The latest release on Arma comes from Dutch legend and devoutly deviant underground operator Ruud Lekx, aka Rude 66. With a legacy that reaches back to the early 90s and the rough and ready Dutch electro sound of Bunker Records and The Hague, he’s maintained a distinctly non-conformist approach that touches on acid, Italo, techno and more besides, all finished with the punky attitude that sets him and peers like Unit Moebius and I-F apart.
The tracks gathered together on The Witch Trials EP come from throughout Lekx’s career. As the artist himself says, “tracks from wildly different eras and sessions suddenly can combine to form one coherent EP. It’s almost like the A-side tracks were waiting for 20 years to be combined with the B-side tracks.”

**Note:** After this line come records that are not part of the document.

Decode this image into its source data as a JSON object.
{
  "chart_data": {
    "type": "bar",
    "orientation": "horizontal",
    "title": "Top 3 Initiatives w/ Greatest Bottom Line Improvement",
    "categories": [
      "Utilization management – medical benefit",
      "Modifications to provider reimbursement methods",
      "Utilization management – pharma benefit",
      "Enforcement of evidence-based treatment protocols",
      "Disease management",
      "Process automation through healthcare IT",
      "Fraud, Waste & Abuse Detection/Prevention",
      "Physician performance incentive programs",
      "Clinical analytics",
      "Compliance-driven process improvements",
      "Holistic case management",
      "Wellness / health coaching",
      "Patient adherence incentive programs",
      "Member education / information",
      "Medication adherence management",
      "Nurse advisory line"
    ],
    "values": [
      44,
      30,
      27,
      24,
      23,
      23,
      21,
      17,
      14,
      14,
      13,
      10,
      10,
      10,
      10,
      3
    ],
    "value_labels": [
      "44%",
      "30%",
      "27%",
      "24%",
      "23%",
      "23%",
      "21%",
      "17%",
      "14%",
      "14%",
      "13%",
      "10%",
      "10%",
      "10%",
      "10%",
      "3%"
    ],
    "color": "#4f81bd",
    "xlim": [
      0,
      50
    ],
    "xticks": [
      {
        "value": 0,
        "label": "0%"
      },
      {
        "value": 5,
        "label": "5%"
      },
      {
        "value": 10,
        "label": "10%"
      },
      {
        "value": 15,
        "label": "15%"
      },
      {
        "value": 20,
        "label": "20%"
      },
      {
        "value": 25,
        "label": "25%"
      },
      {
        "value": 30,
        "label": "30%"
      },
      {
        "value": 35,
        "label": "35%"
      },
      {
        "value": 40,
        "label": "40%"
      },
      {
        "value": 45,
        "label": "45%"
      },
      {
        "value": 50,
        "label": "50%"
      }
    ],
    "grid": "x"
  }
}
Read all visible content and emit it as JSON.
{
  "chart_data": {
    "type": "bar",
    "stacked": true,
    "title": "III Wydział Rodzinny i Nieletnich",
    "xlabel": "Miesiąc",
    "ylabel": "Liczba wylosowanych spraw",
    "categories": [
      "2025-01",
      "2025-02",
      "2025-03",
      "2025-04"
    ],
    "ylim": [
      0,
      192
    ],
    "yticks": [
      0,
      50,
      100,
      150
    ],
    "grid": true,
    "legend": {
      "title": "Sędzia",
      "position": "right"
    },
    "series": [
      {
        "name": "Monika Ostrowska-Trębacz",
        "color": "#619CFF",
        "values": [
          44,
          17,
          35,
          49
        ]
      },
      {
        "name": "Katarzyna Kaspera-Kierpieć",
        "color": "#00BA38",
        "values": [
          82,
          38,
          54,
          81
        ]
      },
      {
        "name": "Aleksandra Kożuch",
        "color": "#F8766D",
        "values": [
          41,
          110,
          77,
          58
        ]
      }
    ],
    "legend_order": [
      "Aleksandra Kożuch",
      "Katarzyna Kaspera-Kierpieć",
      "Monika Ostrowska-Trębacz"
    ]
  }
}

The overriding theme that binds together these timeless machine excursions is that of medieval witch trials – a global phenomenon that peaked in the 15-1600’s. Considering the suspicion, propaganda and mass moral panic involved in this strange curio of distant history, Lekx points to the parallels with the current age, “of political polarization and fake news accusations flying all over.” The EP title is also a tribute to two records close to his heart: The Fall’s Live At The Witch Trials, and the one-off Witch Trials project by members of the Dead Kennedys, Adrian Borland and Christian Lunch.
“Werewolves & Poisoners” and “The Crusade Against Idolatry” are both archive tracks from the 1994-5 period when Lekx made his first albums for Bunker Records. The first track’s charging arps, rugged kicks, nagging acid lines and discordant paranoia all speak to that trailblazing period, while “The Crusade…” revels in canny programming of interwoven synth lines feeding into an unhinged, psychedelic rampage that reflects the righteous fervour and spiritual confusion of the EP concept.
“The Absence Of Diabolism” opens up the B-side with a different tone, having been produced in 2016 and demonstrating the deeper acid undulations Lekx has become known for in more recent years. Still delivered via the same trusted tools he was using in the 90s, the sound feels like an extension of the Rude 66 vision rather than a separate entity. “Envious Are All The People, Witches Watch At Every Gate,” a cut from the late 90s, closes the EP out in a spacious, snarling exploration of broken acid electro laden with cinematic sweeps of synthesizer and a constant sense of unresolved tension.
Across these four tracks, Lekx displays the scope of his craft as Rude 66 while also proving that timeless music can make sense in any context, and that the threads of inspiration in an artist’s journey can be followed, explored and even resolved 20 years later, when you least expect it.